Troppo giusto. Riflettiamo tutti qualche istante prima di ammettere che forse l’amaro retrogusto è dovuto a questo. Quando il prodotto è così perfettamente preconfezionato da toglierne ogni personalità, da fagocitarsi il carattere. Quello che gli fa alzare la voce, quello che gli permette di imporsi anche senza il politicamente corretto. Che non abbia vinto ancora una volta il “giusto”? I giornalisti con cui sediamo si animano davanti a quest’illuminazione che chiude 10 giorni deliranti.

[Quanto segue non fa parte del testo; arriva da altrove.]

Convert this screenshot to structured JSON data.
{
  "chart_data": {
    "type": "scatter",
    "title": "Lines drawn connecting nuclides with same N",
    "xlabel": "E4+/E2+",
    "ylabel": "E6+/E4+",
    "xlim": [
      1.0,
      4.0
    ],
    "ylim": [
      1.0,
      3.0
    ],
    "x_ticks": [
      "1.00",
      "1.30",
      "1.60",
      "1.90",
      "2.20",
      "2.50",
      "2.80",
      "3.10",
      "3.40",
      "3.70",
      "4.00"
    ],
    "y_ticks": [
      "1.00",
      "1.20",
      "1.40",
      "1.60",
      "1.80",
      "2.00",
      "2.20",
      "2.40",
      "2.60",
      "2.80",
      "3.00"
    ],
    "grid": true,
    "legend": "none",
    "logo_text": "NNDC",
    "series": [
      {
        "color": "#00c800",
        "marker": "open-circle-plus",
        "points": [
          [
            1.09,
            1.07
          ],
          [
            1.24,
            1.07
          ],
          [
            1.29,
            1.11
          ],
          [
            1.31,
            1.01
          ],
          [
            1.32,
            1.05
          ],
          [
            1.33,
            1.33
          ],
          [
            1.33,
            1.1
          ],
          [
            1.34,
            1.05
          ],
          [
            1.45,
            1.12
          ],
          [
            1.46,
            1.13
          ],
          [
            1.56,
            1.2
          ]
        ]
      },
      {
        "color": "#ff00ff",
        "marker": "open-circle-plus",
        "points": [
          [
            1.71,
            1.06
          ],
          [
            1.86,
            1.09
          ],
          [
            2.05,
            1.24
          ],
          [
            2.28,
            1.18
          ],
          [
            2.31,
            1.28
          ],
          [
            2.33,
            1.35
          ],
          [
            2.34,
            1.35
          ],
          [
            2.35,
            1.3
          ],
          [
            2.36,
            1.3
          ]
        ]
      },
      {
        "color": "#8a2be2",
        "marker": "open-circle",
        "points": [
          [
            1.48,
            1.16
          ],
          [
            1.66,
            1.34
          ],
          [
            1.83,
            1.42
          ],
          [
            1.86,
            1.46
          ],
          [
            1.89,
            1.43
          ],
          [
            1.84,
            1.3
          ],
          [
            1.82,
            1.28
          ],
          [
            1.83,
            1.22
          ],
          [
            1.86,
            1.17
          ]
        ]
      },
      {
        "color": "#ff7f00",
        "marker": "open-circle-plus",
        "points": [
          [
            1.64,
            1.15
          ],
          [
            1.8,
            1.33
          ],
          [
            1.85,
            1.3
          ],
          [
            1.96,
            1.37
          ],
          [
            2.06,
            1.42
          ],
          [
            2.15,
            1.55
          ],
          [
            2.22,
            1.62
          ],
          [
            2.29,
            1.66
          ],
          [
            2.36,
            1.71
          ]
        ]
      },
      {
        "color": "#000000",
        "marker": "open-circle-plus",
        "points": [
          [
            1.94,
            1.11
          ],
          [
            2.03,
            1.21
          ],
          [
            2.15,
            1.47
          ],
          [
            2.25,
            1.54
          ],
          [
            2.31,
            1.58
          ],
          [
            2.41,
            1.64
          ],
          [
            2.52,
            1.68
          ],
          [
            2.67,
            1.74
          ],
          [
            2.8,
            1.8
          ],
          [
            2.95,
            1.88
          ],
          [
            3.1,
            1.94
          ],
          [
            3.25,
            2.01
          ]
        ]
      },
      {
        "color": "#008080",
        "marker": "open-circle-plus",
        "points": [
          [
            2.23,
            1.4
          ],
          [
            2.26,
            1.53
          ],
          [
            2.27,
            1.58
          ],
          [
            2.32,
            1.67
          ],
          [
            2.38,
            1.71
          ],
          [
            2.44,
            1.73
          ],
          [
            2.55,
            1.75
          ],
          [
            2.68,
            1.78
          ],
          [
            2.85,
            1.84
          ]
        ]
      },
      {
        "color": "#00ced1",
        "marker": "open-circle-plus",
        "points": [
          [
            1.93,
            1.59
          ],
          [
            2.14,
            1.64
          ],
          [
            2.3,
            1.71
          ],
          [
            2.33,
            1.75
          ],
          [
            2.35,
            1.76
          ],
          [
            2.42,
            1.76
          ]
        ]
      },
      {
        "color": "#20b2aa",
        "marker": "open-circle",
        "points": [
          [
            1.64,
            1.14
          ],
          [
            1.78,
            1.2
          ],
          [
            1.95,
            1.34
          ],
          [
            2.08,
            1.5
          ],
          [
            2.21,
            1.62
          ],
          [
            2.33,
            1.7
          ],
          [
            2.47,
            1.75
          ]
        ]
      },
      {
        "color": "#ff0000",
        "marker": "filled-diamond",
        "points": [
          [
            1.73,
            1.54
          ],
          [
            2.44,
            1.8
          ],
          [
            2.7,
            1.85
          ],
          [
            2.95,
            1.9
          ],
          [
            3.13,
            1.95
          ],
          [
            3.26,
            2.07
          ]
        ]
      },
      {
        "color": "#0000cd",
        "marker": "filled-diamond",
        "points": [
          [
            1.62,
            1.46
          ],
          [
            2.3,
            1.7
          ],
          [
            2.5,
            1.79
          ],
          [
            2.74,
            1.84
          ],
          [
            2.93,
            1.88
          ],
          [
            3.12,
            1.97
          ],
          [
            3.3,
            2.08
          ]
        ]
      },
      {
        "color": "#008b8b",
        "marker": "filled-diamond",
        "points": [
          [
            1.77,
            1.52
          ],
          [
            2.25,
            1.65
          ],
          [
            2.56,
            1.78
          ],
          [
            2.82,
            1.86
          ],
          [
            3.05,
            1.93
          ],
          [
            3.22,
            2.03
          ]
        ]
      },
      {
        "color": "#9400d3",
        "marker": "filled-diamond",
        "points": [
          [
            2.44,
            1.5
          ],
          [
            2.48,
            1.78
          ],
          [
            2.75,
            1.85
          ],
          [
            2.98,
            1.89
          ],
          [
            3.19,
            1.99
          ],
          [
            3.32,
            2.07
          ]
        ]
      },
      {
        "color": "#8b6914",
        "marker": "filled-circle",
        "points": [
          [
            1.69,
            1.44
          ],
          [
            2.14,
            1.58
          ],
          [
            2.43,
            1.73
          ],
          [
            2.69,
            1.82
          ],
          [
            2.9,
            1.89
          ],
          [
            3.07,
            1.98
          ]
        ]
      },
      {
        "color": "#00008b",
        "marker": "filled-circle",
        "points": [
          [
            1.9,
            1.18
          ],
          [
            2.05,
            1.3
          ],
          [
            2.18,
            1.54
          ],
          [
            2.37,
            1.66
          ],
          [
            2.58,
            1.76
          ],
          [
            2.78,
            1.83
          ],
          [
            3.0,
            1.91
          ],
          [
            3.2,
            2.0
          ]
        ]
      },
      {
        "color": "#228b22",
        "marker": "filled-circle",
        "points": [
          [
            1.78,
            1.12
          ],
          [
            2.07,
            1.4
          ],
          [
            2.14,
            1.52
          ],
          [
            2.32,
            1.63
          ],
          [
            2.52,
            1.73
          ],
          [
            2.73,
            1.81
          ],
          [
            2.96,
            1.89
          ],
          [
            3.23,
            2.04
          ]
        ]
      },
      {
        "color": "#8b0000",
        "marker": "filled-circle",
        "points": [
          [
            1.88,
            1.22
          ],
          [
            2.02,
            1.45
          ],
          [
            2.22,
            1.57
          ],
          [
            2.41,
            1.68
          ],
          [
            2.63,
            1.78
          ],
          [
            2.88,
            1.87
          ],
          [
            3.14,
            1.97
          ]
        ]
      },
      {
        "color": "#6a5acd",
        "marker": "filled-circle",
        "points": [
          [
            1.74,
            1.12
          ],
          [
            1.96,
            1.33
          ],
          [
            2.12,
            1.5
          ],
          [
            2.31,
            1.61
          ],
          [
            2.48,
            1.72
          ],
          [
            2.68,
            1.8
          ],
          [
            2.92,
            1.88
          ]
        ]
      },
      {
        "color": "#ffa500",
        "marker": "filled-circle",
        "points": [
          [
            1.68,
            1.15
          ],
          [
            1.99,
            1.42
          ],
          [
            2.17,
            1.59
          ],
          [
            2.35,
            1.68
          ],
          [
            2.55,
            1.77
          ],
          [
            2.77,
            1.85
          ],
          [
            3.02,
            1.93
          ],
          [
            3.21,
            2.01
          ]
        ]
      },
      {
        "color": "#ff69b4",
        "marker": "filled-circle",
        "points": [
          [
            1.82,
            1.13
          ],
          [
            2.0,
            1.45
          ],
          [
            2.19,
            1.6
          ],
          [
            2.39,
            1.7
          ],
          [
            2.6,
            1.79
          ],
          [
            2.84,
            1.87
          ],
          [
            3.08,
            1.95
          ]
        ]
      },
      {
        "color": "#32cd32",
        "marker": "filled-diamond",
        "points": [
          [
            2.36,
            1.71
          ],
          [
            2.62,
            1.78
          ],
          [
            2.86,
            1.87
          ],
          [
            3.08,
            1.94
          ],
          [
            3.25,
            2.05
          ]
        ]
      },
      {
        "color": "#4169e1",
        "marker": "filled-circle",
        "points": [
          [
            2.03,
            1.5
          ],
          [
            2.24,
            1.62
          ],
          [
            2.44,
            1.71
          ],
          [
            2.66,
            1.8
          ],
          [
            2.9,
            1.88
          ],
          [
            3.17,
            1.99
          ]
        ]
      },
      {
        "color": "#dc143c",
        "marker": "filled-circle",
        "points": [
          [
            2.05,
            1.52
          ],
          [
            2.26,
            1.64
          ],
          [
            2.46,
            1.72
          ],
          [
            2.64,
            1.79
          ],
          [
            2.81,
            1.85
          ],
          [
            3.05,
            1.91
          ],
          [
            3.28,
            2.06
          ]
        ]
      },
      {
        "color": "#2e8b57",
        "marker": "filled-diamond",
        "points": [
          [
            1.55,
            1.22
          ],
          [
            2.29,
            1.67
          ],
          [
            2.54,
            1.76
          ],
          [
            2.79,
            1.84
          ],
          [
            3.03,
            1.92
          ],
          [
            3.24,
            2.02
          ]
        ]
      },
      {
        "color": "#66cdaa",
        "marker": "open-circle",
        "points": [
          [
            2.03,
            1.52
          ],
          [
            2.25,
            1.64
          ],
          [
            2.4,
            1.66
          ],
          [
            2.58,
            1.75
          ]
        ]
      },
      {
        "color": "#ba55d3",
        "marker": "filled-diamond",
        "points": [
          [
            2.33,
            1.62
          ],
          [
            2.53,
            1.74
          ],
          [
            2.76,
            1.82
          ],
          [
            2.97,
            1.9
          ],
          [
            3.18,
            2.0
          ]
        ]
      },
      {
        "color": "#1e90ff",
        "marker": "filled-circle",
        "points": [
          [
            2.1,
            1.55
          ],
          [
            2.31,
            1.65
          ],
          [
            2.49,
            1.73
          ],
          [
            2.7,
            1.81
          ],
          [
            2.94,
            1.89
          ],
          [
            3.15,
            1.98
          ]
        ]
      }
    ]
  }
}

“Ecco cos’era”! affermano. Non c’è possibilità di critica, non c’è modo di parlarne, di avere pareri discordanti con questo tipo di film. Fruisce per quel che è stato, ma perde valore nel presente in cui il compitino per casa è forse il frutto della difficoltà di andare controcorrente, oltre un deviante perbenismo che toglie ogni sfumatura per relegare lo spettatore nel magico regno dei benpensanti.

Ci è voluto poco per riportare alla luce quelle anime deluse le cui penne stavano scrivendo più per inerzia che per passione. Nel mezzo di questa ritrovata discussione, l’occhio cade su un signore seduto in spiaggia che guarda il mare.

Ci avviciniamo, spinti da una curiosità ingiustificata ma che si è rivelata vincente.

Lavori qui”?

Sono un bagnino, osservo da qui ogni movimento, sono come una camera da presa”.

Potete immaginare come l’insolito sconosciuto ci abbia subito conquistati.

Da quest’incontro scaturisce la seconda e ultima conclusione targata “ultimi giorni di festival e dove trovarli”:

È da una prospettiva totalmente diversa che è possibile vedere lo straordinario.

Il gentile signore ci racconta di come abbia visto la “sua Venezia” trasformarsi. “Per me è stato come fare la respirazione bocca a bocca a qualcuno da rianimare. Quando torna a respirare, per qualche tempo senti che la tua esistenza ha senso, che quello che fai ha un valore”.

Ecco cos’è per lui questo festival. Non solo lusso e lustrini (anche, sia chiaro, ma non solo). Sono migliaia di persone che ci lavorano, sono turisti innamorati del cinema ma anche innamorati dell’Italia. Sono giovani, meno giovani e non più giovani che lavorano insieme per un obiettivo comune. E’ una città che è un’imperatrice silente e che per qualche giorno torna a parlare. Vestita di albe che segnano un nuovo inizio e di tramonti indelebili.

Mentre i colleghi si godono la ritrovata spinta conversativa, quest’uomo si gode l’indelebile tramonto dell’ultimo giorno di Festival. Nel mezzo, si impone un immenso senso di gratitudine. Grazie perché tutto questo è stato di nuovo possibile.